そういえば、今年1年の世相を漢字ひと文字であらわす「今年の漢字」は「桜」ではなく、「令」だった。「新元号に新たな時代の希望を感じた1年」というのが理由だそうだが、本当にそうなのか。

皇位継承に伴う一連の行事としての費用は166億円。平成の代替わりの時と比べて3割増だという。
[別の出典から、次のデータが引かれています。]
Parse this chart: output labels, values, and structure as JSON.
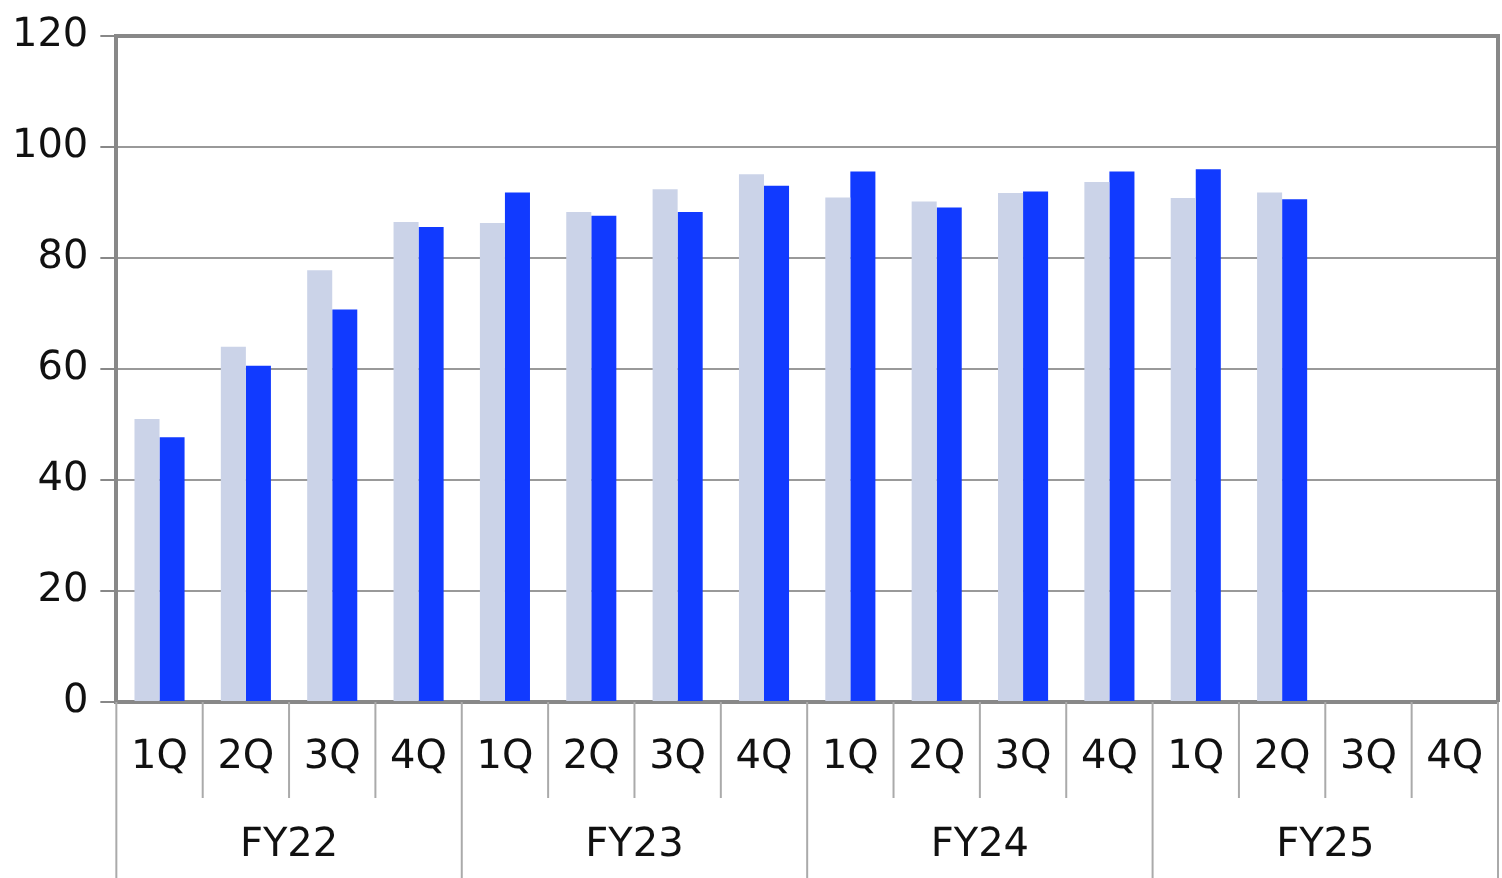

とりわけ、天皇家の宗教行事である大嘗祭に対し、秋篠宮が「宗教色の強いものを国費で賄うことが適当かどうか」と疑問を呈したが、大きな議論もないまま「公的な皇室行事」と位置づけられ、結果、安倍政権に政治利用されたというのは言い過ぎか。

元特攻隊員で立命館大名誉教授の岩井忠熊さん(96)の言葉をあらためて思い返す。

「戦前、天皇主権と国家神道に基づいて践祚・改元・即位礼・大嘗祭などの儀式のあり方を定めた『登極令』がありました。明治天皇が亡くなる3年前、代替わりを想定して制定されたものだから、即位の礼などは皇室の伝統でも何でもありません。天皇の神格化と国家神道を徹底する立場から作られ、日本国憲法が施行される前日に廃止されましたが、平成の代替わりで復活したのです」

皇室の伝統行事と言うが、天皇主権と国家神道の時代である明治以降のこと。